If that's the case, it's very good news that nothing more catastrophic has occurred. According to Robert Alvarez, a former official at the Department of Energy who has been warning about the dangers of spent fuel for many years, if this fuel loses all cooling, it will heat up rapidly. Alvarez is currently a senior scholar at the Institute for Policy Studies in Washington, D.C.
Within a few hours, he says, the fuel is likely to reach a temperature at which the fuel will start to self-destruct. It could melt, or the metal covering of the rods, made of the metal zirconium, could actually start to burn. In either case, radioactive elements trapped inside the fuel could be released and spread more widely. A fire, in particular, would send a host of radioactive particles into the air.
"Cesium would be the worst, but there's an awful lot of radioisotopes that would follow along," says David Lochbaum, a nuclear safety specialist at the Union of Concerned Scientists. "There's just a whole litany of things that are in that spent fuel that are posing the risk."

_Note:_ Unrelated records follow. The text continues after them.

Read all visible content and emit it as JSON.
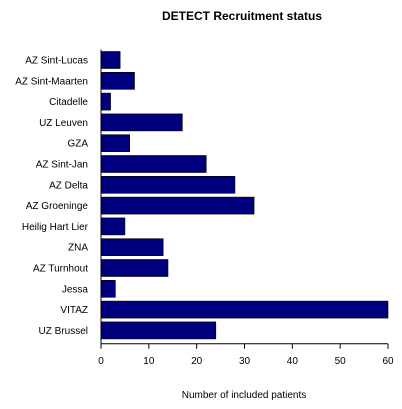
{
  "chart_data": {
    "type": "bar",
    "orientation": "horizontal",
    "title": "DETECT  Recruitment status",
    "xlabel": "Number of included patients",
    "ylabel": "",
    "categories": [
      "AZ Sint-Lucas",
      "AZ Sint-Maarten",
      "Citadelle",
      "UZ Leuven",
      "GZA",
      "AZ Sint-Jan",
      "AZ Delta",
      "AZ Groeninge",
      "Heilig Hart Lier",
      "ZNA",
      "AZ Turnhout",
      "Jessa",
      "VITAZ",
      "UZ Brussel"
    ],
    "values": [
      4,
      7,
      2,
      17,
      6,
      22,
      28,
      32,
      5,
      13,
      14,
      3,
      60,
      24
    ],
    "xlim": [
      0,
      60
    ],
    "xticks": [
      0,
      10,
      20,
      30,
      40,
      50,
      60
    ],
    "grid": false,
    "legend": "none",
    "bar_color": "#00007f"
  }
}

Yet this predicted scenario has not occurred at the Japanese plant, at least on any large scale. Why not? Perhaps the building itself is absorbing enough of the heat to prevent it. If that's that case, then perhaps the pools are relatively stable for now. Or maybe there really is some water left in the fuel ponds, still cooling the fuel. In that case, it really is a race against time to replenish that water and keep the fuel from catastrophically overheating.